As a requirement, BIP states must implement structural changes and provide new or expanded home and community-based LTSS. As of today, there are 18 states with active BIP projects. Those states are: Arkansas, Connecticut, Georgia, Iowa, Kentucky, Maryland, Mississippi, Missouri, New Hampshire, New Jersey, New York, Texas, Illinois, Maine, Ohio, Nevada, Massachusetts and Pennsylvania. Nebraska, Indiana and Louisiana were approved for BIP, but are no longer participating in the program.
The Balancing Incentive Program in NYS
For illustration purposes, I will focus attention on what New York State (NYS) is doing with BIP efforts. NYS has taken a multidisciplinary, multidimensional approach to the implementation of BIP which includes rebalancing the delivery of LTSS, promoting enhanced consumer choice, streamlining eligibility processes, improving access to and expanding community LTSS, and providing essential services in the least restrictive setting. These efforts will be supported by the three core principles put forth in the Balancing Incentive Program: No Wrong Door/Single Entry Point System, Core Standardized Assessment Instruments, and Conflict-Free Case Management Services.

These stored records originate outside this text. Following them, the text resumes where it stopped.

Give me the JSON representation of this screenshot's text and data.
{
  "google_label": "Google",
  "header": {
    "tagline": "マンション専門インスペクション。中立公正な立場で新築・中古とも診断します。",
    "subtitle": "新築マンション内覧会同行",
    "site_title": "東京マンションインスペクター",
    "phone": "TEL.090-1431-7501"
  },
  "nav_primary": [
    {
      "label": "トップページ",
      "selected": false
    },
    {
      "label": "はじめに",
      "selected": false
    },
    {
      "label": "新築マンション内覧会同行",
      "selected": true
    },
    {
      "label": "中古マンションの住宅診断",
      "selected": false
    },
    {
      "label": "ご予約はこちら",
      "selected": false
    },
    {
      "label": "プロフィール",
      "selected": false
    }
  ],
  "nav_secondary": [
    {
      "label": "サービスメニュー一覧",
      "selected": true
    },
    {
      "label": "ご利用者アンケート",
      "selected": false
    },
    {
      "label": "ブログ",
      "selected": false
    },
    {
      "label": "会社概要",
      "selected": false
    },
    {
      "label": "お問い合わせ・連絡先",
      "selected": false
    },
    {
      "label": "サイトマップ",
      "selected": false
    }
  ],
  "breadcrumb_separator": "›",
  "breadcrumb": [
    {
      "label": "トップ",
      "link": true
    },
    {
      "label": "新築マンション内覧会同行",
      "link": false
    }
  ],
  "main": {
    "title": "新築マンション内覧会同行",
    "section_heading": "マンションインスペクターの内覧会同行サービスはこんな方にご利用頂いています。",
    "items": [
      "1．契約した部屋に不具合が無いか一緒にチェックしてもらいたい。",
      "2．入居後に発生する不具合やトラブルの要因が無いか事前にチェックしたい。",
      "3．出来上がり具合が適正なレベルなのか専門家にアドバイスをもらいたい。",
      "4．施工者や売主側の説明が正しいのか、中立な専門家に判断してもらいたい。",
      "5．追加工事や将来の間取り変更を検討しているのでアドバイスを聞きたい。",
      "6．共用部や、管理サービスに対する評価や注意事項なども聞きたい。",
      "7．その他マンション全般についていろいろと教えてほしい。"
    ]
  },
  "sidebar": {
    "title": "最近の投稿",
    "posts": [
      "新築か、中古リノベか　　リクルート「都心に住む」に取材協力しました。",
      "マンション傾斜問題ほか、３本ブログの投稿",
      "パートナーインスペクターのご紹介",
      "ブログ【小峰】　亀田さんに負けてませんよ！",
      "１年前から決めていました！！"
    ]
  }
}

For example, the NYS Office for People With Developmental Disabilities (OPWDD) has placed emphasis on employment, self-directed care, community skill development for successful transition to independent housing, and system improvements. The outcomes of these initiatives will include new employment opportunities that will expand skills, provide training, increase employment opportunities, and provide supports in manners which will most benefit individuals. In addition, day habilitation settings will be transformed into active skills and training centers to help individuals experience an even greater level of success within the community. The NYS Office of Mental Health (OMH) has used their BIP grant opportunities to continue its focus on recovery-based services and improving the service arrays that are available in both Personalized Recovery Oriented Services (PROS) and residential programs.
The team at Foothold Technology is very proud of our clients who have stepped forward and are leading the way with Balancing Incentive Program grants of their own. We are especially proud to be participating in our own BIP grant through our partnership with the New York State Rehabilitation Association (NYSRA) and others that assist community rehabilitation organizations to create the culture and operational expertise needed to transform and build new business models that will provide competitive, integrated employment opportunities for persons with intellectual and developmental disabilities. In the upcoming months we will keep you up to date on how our project is moving forward. If you are in one of the states that has BIP grants available, we encourage you to take a look at the innovations being created in your state and consider stepping forward with a grant opportunity of your own.